– Вы знаете, я на днях видела вашу жену, – неожиданно для самой себя произнесла Елизавета и испугалась. А что, если Лещинский начнет ее выспрашивать, при каких обстоятельствах это произошло, и всплывет на свет не очень-то приятная история их общения? Адвокат будет чрезвычайно зол, и у него будут все основания отчитать Дубровскую за ненужную инициативу и глупое любопытство. Возможно, он даже откажется от ее услуг.
Но Владимир Иванович оторвал взгляд от страниц пухлого тома уголовного дела только для того, чтобы кивнуть ей. Этот кивок, должно быть, означал: «Ну, и отлично, а теперь оставьте подробности при себе и не мешайте мне заниматься делом».
Елизавета вздохнула и начала методично переписывать данные осмотра места происшествия себе в тетрадь, отмечая интересные места красным карандашом.
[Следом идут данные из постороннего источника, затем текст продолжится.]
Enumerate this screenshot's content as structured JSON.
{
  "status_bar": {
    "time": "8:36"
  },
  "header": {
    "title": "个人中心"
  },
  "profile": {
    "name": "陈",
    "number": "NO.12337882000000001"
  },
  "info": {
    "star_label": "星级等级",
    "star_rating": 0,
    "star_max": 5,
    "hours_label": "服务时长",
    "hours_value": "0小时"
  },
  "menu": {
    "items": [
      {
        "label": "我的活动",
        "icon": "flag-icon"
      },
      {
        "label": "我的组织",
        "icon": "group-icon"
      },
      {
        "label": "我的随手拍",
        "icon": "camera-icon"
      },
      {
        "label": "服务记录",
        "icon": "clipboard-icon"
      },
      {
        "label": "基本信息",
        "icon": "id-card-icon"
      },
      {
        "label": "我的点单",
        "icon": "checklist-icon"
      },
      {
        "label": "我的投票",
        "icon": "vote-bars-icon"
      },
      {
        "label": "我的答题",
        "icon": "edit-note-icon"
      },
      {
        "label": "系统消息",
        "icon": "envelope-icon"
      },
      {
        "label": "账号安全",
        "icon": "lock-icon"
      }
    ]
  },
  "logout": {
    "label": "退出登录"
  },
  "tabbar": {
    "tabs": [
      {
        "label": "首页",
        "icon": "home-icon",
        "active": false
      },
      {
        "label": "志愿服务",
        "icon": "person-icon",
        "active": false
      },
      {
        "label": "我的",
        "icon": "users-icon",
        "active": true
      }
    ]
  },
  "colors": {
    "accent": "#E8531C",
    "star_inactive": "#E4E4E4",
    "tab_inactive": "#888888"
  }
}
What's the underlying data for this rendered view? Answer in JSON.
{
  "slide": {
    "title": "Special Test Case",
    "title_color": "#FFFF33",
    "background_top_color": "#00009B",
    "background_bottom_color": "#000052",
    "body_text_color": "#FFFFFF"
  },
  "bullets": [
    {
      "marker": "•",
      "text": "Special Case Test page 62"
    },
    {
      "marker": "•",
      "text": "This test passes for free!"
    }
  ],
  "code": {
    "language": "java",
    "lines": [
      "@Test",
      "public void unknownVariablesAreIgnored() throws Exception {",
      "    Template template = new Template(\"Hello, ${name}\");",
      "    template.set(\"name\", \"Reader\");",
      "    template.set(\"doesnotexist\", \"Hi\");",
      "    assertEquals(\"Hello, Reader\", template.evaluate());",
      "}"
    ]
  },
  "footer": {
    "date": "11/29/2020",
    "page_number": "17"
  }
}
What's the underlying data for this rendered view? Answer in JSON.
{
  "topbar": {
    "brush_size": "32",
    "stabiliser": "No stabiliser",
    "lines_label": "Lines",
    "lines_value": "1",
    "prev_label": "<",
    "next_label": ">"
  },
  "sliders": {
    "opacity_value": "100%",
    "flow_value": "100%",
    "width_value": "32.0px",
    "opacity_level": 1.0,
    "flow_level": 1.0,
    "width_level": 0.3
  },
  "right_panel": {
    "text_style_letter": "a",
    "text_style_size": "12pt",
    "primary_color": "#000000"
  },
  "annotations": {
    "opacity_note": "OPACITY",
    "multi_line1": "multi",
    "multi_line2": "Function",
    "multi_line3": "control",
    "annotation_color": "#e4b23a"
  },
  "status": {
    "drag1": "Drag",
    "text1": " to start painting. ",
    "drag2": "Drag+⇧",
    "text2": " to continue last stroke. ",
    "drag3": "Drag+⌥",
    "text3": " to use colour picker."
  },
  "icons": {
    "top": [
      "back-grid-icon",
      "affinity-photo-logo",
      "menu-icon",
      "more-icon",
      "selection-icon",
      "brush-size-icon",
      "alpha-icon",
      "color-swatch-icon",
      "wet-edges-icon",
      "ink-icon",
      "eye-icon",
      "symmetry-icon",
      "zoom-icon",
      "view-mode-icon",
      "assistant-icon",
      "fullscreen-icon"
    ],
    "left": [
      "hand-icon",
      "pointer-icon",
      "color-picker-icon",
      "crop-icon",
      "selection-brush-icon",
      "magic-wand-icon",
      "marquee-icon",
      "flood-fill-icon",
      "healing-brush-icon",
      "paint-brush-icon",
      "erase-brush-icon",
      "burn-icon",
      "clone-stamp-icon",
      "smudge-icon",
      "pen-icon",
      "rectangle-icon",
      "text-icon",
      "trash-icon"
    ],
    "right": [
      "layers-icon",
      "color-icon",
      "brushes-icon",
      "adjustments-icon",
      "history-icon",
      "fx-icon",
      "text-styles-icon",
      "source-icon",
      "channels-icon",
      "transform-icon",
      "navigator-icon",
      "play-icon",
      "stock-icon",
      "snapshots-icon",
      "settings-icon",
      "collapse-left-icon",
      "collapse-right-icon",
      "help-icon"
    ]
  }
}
Лещинский не желал касаться темы своей личной жизни, стало быть, и ей нужно успокоиться и сосредоточиться на решении проблемы не столь отдаленных по времени, как та семейная история, о которой уже никто не хотел вспоминать.
…Прошел час, в течение которого едва ли была сказана и пара фраз. Тишину нарушал лишь шелест страниц да тихое поскрипывание ручки по бумаге. Наконец Лещинский отодвинул в сторону дело и проделал несколько простых упражнений, разминая затекшую шею. Лиза восприняла эту паузу как хорошую возможность уточнить один важный вопрос. Честно говоря, ей, как хорошему адвокату, нужно было бы поинтересоваться этим раньше, но она тянула время, опасаясь услышать от него очередную едкую фразу о том, что все значимые проблемы в этом деле он будет решать самостоятельно.
– Владимир Иванович, нам нужно определиться с составом суда по вашему делу, – заметила Лиза как бы между прочим.
Ну вот, теперь она даже сказала
– Разумеется, будет суд присяжных.
У Елизаветы перехватило дыхание. Из трех вариантов, предлагаемых на выбор подсудимому, это, на ее взгляд, было самое худшее решение. Отдать дело на рассмотрение присяжным, тогда как профессиональный судья сделает это на несколько порядков лучше, было в ее глазах непростительным риском. Надеяться на то, что заседатели лояльно отнесутся к убийце молодой девушки, мог только отчаянный человек. Лещинский был таким, а вот она – нет.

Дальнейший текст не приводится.